May 26, 2024

    Series: May 2024

    Speaker: Rob McClellan


    Today's Sermon




    Isaiah 6:1-8
    1In the year that King Uzziah died, I saw the Lord sitting on a throne, high and lofty; and the hem of his robe filled the temple. 2Seraphs were in attendance above him; each had six wings: with two they covered their faces, and with two they covered their feet, and with two they flew.

    3And one called to another and said:
         “Holy, holy, holy is the LORD of hosts;
         the whole earth is full of his glory.”

    4The pivots on the thresholds shook at the voices of those who called, and the house filled with smoke. 5And I said: “Woe is me! I am lost, for I am a man of unclean lips, and I live among a people of unclean lips; yet my eyes have seen the King, the LORD of hosts!”

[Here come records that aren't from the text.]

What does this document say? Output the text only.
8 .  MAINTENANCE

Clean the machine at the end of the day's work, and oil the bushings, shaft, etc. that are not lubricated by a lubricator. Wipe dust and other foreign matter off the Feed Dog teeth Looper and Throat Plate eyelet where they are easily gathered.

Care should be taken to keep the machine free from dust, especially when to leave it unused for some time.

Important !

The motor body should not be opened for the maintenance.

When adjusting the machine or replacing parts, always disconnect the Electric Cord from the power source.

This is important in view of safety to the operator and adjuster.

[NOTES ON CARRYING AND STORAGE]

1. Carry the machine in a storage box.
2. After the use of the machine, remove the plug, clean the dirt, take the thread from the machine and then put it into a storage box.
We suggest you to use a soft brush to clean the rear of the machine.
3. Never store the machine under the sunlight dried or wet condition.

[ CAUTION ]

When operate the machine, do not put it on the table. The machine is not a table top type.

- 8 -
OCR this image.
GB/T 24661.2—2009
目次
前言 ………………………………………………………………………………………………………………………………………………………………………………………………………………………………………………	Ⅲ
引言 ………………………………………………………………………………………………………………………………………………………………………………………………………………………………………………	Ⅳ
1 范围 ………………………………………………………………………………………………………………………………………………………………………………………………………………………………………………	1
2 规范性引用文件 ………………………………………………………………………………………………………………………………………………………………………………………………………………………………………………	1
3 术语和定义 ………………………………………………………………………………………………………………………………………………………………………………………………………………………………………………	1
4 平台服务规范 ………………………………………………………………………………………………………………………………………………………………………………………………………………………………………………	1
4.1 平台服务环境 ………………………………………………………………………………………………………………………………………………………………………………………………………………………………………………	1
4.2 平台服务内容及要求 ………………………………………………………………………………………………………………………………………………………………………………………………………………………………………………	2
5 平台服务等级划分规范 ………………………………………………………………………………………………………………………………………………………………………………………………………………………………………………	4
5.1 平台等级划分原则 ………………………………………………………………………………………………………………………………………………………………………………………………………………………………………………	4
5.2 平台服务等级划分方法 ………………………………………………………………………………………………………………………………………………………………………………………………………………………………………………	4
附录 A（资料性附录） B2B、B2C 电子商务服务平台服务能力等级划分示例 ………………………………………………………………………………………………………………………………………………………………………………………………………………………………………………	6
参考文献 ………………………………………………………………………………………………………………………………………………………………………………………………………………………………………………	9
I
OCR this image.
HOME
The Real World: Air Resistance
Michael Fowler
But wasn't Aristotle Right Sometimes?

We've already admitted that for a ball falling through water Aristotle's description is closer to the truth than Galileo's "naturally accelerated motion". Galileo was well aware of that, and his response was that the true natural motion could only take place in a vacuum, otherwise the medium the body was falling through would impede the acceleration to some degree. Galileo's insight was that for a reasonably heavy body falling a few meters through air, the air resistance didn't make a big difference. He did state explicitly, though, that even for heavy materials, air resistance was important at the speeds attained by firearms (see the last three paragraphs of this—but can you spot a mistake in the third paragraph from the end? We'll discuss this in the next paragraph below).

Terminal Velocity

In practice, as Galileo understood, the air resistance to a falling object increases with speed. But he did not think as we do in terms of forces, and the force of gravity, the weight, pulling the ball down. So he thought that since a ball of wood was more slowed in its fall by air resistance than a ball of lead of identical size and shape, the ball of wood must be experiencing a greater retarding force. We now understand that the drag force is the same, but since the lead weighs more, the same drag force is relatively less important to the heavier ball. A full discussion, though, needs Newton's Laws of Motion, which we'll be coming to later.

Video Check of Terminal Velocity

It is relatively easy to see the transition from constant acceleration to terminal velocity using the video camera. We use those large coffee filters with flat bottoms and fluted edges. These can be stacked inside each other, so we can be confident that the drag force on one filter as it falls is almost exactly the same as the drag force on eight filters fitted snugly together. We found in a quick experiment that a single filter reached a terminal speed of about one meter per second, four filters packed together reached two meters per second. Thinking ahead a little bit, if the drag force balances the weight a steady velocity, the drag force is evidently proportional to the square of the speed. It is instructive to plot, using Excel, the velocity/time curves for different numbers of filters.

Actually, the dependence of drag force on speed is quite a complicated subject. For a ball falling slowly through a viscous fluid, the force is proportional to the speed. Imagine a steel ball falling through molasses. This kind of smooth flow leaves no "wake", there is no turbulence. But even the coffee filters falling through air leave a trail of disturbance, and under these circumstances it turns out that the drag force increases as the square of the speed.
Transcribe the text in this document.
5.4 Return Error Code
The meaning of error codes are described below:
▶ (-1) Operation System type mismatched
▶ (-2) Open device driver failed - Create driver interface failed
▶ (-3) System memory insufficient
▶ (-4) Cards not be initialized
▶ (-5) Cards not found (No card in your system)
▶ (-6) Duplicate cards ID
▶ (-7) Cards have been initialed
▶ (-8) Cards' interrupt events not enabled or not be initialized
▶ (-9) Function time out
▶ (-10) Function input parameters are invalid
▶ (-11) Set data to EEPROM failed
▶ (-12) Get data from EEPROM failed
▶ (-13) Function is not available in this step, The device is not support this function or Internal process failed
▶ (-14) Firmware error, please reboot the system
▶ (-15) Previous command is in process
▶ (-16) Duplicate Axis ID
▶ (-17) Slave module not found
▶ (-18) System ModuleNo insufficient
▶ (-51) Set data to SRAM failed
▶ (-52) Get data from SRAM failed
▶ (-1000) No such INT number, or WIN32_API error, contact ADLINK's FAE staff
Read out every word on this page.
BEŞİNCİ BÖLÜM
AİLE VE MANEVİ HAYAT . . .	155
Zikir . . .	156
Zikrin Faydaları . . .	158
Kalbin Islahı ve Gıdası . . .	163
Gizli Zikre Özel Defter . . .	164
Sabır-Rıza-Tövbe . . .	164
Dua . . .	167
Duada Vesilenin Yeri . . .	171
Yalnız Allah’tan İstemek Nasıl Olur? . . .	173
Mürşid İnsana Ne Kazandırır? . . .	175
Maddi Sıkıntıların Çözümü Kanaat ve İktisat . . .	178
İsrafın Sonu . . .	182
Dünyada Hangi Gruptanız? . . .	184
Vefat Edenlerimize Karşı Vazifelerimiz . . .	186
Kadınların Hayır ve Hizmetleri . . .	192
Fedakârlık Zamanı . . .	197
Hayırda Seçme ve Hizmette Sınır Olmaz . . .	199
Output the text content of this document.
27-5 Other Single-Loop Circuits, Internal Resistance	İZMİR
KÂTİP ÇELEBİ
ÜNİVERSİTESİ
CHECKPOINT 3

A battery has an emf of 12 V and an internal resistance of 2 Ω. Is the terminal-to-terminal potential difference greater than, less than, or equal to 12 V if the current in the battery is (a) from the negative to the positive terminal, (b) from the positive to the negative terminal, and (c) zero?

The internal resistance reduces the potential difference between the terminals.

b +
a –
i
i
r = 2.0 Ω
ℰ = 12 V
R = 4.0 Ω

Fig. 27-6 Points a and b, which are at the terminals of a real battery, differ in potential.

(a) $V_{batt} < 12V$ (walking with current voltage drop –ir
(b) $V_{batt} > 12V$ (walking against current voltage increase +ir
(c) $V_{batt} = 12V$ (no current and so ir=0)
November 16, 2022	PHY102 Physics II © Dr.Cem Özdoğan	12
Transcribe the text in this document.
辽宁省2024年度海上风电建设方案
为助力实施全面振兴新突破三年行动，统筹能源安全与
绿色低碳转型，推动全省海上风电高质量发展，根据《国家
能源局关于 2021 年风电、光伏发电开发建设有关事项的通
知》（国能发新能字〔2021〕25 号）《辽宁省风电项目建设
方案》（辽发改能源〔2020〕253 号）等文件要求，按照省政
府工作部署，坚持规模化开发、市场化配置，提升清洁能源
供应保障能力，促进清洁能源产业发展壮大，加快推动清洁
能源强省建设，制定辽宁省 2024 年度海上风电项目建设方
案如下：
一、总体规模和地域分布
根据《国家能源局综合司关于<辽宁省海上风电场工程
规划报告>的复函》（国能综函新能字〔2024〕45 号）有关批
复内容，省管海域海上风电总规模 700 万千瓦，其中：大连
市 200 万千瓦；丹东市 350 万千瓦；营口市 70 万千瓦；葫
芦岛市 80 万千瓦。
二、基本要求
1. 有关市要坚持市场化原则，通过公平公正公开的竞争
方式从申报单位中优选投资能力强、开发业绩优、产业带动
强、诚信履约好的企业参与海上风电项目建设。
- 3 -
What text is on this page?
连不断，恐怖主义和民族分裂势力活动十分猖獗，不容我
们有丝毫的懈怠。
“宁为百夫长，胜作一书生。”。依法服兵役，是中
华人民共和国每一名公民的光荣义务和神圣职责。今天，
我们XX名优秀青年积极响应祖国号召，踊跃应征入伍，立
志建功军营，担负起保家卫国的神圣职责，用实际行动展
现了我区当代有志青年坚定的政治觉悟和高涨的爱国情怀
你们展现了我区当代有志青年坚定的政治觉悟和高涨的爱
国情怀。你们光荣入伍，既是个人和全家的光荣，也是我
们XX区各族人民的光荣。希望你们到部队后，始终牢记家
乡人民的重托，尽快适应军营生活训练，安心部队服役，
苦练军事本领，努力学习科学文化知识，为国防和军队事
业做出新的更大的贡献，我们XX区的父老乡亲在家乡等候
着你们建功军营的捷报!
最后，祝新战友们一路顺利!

    6Then one of the seraphs flew to me, holding a live coal that had been taken from the altar with a pair of tongs. 7The seraph touched my mouth with it and said: “Now that this has touched your lips, your guilt has departed and your sin is blotted out.” 8Then I heard the voice of the Lord saying, “Whom shall I send, and who will go for us?” And I said, “Here am I; send me!”

    Romans 8:12-17

    12So then, brothers and sisters, we are debtors, not to the flesh, to live according to the flesh — 13for if you live according to the flesh, you will die; but if by the Spirit you put to death the deeds of the body, you will live. 14For all who are led by the Spirit of God are children of God. 15For you did not receive a spirit of slavery to fall back into fear, but you have received a spirit of adoption. When we cry, “Abba! Father!” 16it is that very Spirit bearing witness with our spirit that we are children of God, 17and if children, then heirs, heirs of God and joint heirs with Christ — if, in fact, we suffer with him so that we may also be glorified with him.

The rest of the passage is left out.